The Figure above describes the state transitions for (a) Evaluator and Context and (b) Task components. Each state transition is associated with an object reference that is surfaced to the Driver in an Rx-style interface. For instance, when the YARN-RM notifies the REEF-AM of an allocated container, the Driver is given an AllocatedEvaluator object; containing methods for adding configurations (i.e., for data services, see below) and file resources, and submit methods that bootstraps the Evaluator runtime on the YARN-NM. When an Evaluator bootstrap successfully completes, the Driver is given an ActiveContext object, which can be used to launch Tasks or to initiate a close, which triggers a shutdown event at the Evaluator runtime and a subsequent container release at the YARN-RM. If at any point a failure occurs, the Driver is passed a FailedEvaluator object, containing an exception trace when possible.

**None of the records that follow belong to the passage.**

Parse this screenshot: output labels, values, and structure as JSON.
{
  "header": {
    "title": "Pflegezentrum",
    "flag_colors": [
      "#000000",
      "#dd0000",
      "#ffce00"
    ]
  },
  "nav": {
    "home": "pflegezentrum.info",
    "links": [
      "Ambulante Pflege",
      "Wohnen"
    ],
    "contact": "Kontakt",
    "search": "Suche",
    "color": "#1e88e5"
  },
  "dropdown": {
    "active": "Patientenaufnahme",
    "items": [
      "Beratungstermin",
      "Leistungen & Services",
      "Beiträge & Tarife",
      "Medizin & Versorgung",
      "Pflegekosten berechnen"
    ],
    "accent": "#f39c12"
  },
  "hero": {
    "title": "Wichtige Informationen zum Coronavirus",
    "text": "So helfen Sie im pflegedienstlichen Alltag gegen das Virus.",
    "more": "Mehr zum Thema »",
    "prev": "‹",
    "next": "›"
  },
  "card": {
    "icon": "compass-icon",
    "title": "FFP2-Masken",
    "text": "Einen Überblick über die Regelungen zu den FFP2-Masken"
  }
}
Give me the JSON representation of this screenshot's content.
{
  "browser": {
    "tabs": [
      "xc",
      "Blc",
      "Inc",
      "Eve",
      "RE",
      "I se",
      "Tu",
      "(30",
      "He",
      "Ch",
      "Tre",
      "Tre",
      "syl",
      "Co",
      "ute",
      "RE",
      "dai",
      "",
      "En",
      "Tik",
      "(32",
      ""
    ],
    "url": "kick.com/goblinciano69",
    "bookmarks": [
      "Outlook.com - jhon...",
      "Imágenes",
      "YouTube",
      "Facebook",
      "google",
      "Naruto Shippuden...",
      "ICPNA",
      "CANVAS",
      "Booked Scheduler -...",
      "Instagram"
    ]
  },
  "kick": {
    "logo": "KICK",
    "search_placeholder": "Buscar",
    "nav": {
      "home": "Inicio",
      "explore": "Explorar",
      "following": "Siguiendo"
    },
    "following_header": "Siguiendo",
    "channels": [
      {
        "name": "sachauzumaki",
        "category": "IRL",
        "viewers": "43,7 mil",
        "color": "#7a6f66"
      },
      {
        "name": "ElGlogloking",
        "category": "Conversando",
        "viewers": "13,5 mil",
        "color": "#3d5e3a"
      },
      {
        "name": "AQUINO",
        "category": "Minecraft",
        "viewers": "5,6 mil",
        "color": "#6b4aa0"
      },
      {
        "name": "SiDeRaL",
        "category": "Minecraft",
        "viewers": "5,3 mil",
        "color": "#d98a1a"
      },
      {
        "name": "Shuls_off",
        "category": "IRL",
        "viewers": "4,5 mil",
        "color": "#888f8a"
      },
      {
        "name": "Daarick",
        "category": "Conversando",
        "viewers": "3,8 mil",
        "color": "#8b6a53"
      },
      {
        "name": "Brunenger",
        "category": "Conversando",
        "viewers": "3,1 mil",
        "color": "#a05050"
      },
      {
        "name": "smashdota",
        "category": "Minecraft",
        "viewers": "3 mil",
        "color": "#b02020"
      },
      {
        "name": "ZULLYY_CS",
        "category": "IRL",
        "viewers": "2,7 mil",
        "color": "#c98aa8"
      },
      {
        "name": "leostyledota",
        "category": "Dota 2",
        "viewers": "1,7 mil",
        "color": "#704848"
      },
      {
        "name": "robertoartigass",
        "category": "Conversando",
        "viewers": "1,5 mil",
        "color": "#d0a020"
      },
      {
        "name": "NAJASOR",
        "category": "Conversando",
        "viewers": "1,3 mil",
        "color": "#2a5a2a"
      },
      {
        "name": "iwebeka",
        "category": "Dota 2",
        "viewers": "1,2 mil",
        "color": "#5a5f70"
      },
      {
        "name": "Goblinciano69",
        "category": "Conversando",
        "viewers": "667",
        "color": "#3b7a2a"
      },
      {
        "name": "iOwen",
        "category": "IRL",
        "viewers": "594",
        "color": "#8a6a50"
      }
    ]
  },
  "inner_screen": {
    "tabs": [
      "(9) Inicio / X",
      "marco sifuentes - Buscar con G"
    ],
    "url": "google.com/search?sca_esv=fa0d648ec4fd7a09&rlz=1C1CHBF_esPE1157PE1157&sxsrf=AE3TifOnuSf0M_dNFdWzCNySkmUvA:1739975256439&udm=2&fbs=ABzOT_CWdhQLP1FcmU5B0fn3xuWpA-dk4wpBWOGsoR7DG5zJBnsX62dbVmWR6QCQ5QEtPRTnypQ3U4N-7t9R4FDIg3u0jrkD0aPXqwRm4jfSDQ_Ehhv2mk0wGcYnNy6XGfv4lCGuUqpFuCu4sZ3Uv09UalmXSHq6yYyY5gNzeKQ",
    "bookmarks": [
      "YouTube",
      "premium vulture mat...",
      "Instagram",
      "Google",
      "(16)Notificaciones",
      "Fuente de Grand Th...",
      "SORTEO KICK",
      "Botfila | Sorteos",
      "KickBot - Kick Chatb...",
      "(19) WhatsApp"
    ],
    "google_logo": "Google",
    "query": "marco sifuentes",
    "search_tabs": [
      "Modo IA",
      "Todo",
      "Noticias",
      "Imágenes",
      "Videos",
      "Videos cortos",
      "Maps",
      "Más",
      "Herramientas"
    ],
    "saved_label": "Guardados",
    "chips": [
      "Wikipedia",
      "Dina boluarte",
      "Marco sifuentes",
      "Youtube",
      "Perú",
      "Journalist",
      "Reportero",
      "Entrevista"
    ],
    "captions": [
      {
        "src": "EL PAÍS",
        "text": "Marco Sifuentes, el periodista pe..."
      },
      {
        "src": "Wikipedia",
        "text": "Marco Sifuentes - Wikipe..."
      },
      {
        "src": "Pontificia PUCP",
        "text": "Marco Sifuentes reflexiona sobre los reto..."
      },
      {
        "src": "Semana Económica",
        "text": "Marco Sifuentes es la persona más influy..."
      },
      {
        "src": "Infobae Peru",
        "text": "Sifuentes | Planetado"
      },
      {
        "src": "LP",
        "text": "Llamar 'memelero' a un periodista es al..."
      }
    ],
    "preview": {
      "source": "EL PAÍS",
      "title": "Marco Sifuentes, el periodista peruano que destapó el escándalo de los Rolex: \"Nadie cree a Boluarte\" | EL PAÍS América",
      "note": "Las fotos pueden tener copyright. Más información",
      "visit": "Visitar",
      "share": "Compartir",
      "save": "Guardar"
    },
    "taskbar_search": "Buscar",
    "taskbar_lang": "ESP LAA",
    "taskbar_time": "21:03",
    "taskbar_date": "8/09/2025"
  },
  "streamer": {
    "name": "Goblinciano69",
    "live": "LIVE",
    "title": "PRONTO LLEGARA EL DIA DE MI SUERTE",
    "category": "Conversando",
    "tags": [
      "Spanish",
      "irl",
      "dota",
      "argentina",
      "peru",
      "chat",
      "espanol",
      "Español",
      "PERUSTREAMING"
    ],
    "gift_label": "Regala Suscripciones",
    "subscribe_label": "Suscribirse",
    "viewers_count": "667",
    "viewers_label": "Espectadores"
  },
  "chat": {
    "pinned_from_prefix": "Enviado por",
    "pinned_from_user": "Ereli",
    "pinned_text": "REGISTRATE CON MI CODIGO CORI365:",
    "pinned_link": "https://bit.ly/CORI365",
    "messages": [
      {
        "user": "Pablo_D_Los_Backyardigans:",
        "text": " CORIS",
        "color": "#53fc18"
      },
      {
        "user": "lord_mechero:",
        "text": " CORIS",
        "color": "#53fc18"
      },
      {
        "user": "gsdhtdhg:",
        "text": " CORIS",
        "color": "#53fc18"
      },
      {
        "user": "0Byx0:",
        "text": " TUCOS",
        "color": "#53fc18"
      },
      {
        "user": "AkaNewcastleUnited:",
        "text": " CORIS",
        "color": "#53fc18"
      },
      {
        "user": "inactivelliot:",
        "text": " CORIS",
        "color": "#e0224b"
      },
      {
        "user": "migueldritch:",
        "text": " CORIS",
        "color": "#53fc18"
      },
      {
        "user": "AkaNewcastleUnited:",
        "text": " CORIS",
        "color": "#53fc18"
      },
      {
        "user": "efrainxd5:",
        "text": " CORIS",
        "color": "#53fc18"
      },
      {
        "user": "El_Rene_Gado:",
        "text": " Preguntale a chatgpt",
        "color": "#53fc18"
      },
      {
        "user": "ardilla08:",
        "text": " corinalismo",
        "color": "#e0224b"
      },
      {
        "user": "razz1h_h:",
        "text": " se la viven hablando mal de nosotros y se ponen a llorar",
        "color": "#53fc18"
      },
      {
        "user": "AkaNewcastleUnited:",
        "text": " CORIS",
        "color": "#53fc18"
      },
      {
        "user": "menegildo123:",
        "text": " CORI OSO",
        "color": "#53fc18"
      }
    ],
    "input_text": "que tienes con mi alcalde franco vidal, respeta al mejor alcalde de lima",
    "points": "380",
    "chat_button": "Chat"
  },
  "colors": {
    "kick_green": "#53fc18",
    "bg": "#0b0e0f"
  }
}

Recall that the Driver launches a Task on a submit method call from the ActiveContext reference. This state transition is denoted in the Figure above by the edge labeled submit, spanning the two state machines. The REEF-AM passes a RunningTask object to the Driver after receiving confirmation of a successful Task start or resume. The Driver may use the RunningTask reference to close or suspend the execution, triggering a CompletedTask or SuspendedTask object reference to the Driver. The SuspendedTask object contains a memento used to resume the execution on some (possibly alternative) ActiveContext. Exceptions during the Task execution are surfaced to the Driver in the form of a FailedTask, which contains the actual exception object.

Task Component

A Task encapsulates the task work of a job. The client interface contains a single synchronous call method that takes an optional memento argument and returns a byte array, which will be packaged with the CompletedTask object surfaced to the Driver. An exception may be thrown at any point during the call method, returning control back to the Evaluator, which packages the exception and sends it to the Driver where it is surfaced as a FailedTask. The Evaluator periodically performs a heartbeat with the REEF-AM to convey its status information. A Task can optionally implement a method interface that, when called, returns a (bounded) byte array, which the Evaluator includes in its heartbeat to the REEF-AM and surfaced to the Driver.